Friday, 2 January 2026

Grrrr......

My 'Keep Religion Out of Christmas Campaign' seemed to be going well, I hardly heard any mention of Jesus last year and it was his birthday on the 25th so that's good going but then he has been sidelined in favour of the Jolly Fat Man with the presents for a while now so give it a few years and it will be 'Jesus who? and we can all stop killing each other over which of the religions is more peaceful because religion will be consigned to the history books along with the Earth being flat and eating bread crusts will make your hair curly.
Hopefully we can move onto old cliched phrases that we hear over and over in certain situations which really need to be taken out of circulation such as when you go out for a meal and the sharing platter arrives and someone says: “Well here’s mine, what’s everyone else having?' or if you ask someone if they want sugar in their tea and they reply: 'No thanks, I’m sweet enough' for which hard labour in a Siberian prison is too kind.  

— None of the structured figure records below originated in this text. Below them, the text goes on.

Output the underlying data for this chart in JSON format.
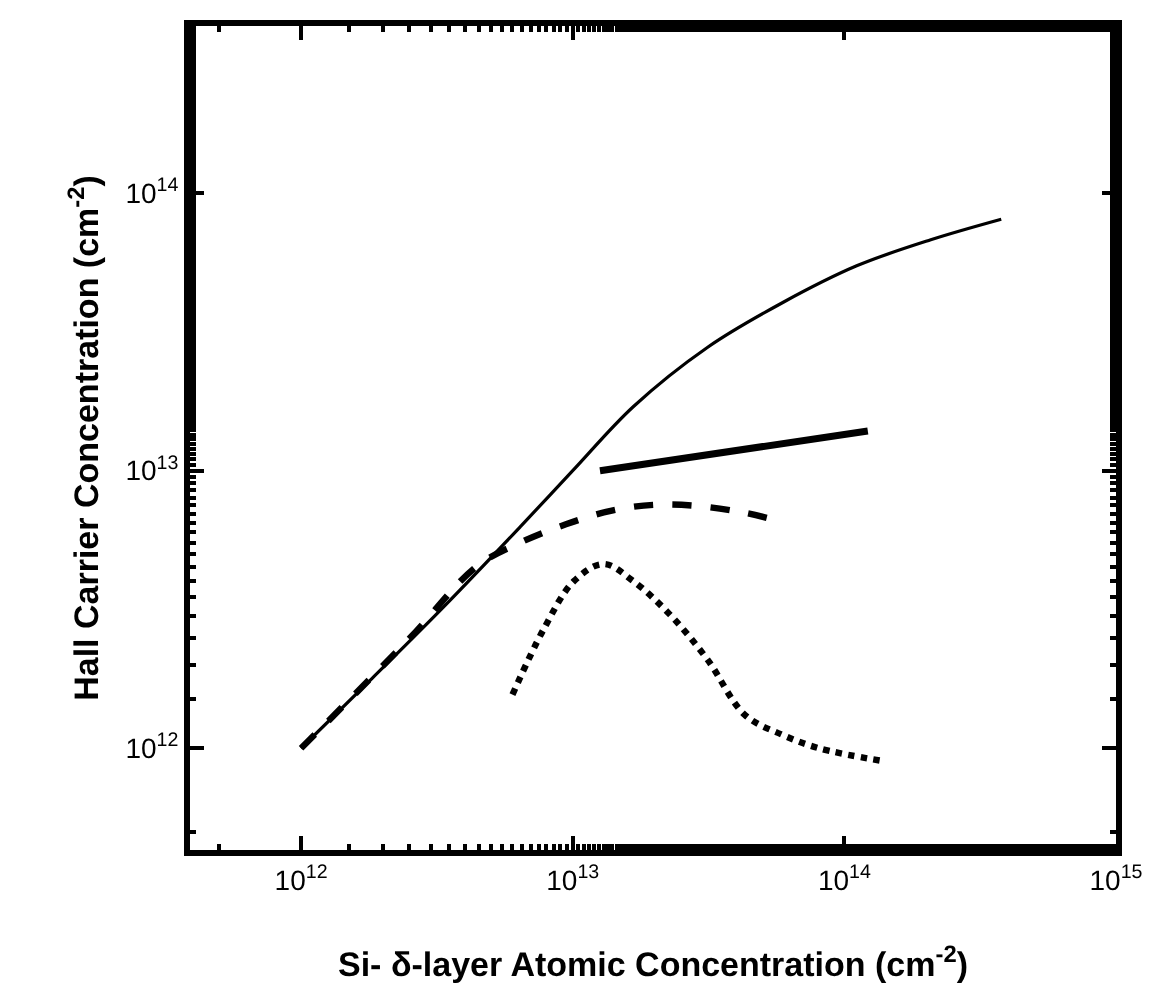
{
  "chart_data": {
    "type": "line",
    "xlabel": "Si- δ-layer Atomic Concentration (cm$^{-2}$)",
    "ylabel": "Hall Carrier Concentration (cm$^{-2}$)",
    "log": "xy",
    "grid": false,
    "marker": "none",
    "xlim": [
      390000000000.0,
      1000000000000000.0
    ],
    "ylim": [
      430000000000.0,
      400000000000000.0
    ],
    "xticks": [
      {
        "value": 1000000000000.0,
        "label": "10$^{12}$"
      },
      {
        "value": 10000000000000.0,
        "label": "10$^{13}$"
      },
      {
        "value": 100000000000000.0,
        "label": "10$^{14}$"
      },
      {
        "value": 1000000000000000.0,
        "label": "10$^{15}$"
      }
    ],
    "yticks": [
      {
        "value": 1000000000000.0,
        "label": "10$^{12}$"
      },
      {
        "value": 10000000000000.0,
        "label": "10$^{13}$"
      },
      {
        "value": 100000000000000.0,
        "label": "10$^{14}$"
      }
    ],
    "series": [
      {
        "color": "#000000",
        "line_style": "solid",
        "x": [
          1000000000000.0,
          1830000000000.0,
          3440000000000.0,
          6470000000000.0,
          10000000000000.0,
          16700000000000.0,
          31300000000000.0,
          58900000000000.0,
          111000000000000.0,
          208000000000000.0,
          378000000000000.0
        ],
        "values": [
          1000000000000.0,
          1790000000000.0,
          3320000000000.0,
          6340000000000.0,
          10000000000000.0,
          17000000000000.0,
          27800000000000.0,
          40200000000000.0,
          54700000000000.0,
          67900000000000.0,
          80500000000000.0
        ]
      },
      {
        "color": "#000000",
        "line_style": "solid",
        "x": [
          12600000000000.0,
          122000000000000.0
        ],
        "values": [
          10000000000000.0,
          13900000000000.0
        ]
      },
      {
        "color": "#000000",
        "line_style": "dashed",
        "x": [
          1000000000000.0,
          2510000000000.0,
          4430000000000.0,
          6470000000000.0,
          9440000000000.0,
          13800000000000.0,
          20100000000000.0,
          29400000000000.0,
          43000000000000.0,
          55200000000000.0
        ],
        "values": [
          1000000000000.0,
          2490000000000.0,
          4520000000000.0,
          5530000000000.0,
          6410000000000.0,
          7170000000000.0,
          7540000000000.0,
          7450000000000.0,
          7050000000000.0,
          6660000000000.0
        ]
      },
      {
        "color": "#000000",
        "line_style": "dotted",
        "x": [
          6000000000000.0,
          7810000000000.0,
          10100000000000.0,
          13000000000000.0,
          16700000000000.0,
          22800000000000.0,
          31300000000000.0,
          43000000000000.0,
          58900000000000.0,
          80700000000000.0,
          142000000000000.0
        ],
        "values": [
          1560000000000.0,
          2680000000000.0,
          4000000000000.0,
          4610000000000.0,
          4000000000000.0,
          3030000000000.0,
          2090000000000.0,
          1320000000000.0,
          1120000000000.0,
          1000000000000.0,
          896000000000.0
        ]
      }
    ]
  }
}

Another one is when you are washing your car and the neighbour walks by and says 'You can do mine next' or 'You’ve missed a bit' which has you scanning Law Books to see if there is some long forgotten law still on the statute books which allows you to tie them to your bumper and drag them across the City.
Another one is if you ask someone the time and they say 'Time you got a watch' or look at their wrist and say 'Hair past a freckle' or when you drop and break something, you hear a voice say: 'Don;t think you wanted to do that', no shit Sherlock.
If you someone starts a sentence with: 'No offense, but..' or 'I'm not Racist but...' then it doesn't stop what follows being offensive or racist and if something 'goes without saying' then why are you still going to fecking say it?
'Can I get' to a shop assistant should be answered with,'No, i'm here so i will get it for you' and 'Hot enough for ya? in the middle of Summer should be punishable by being held upside down by your ankles from a car park and being asked high enough for ya?
Probably the worst one is when you ask someone a question and they reply: 'I could tell you, but then I'd have to kill you' which has you wishing someone would because then you wouldn't have to hear that cliched utterance again and 'Working hard or hardly working' should be met with the reply harder than you obviously.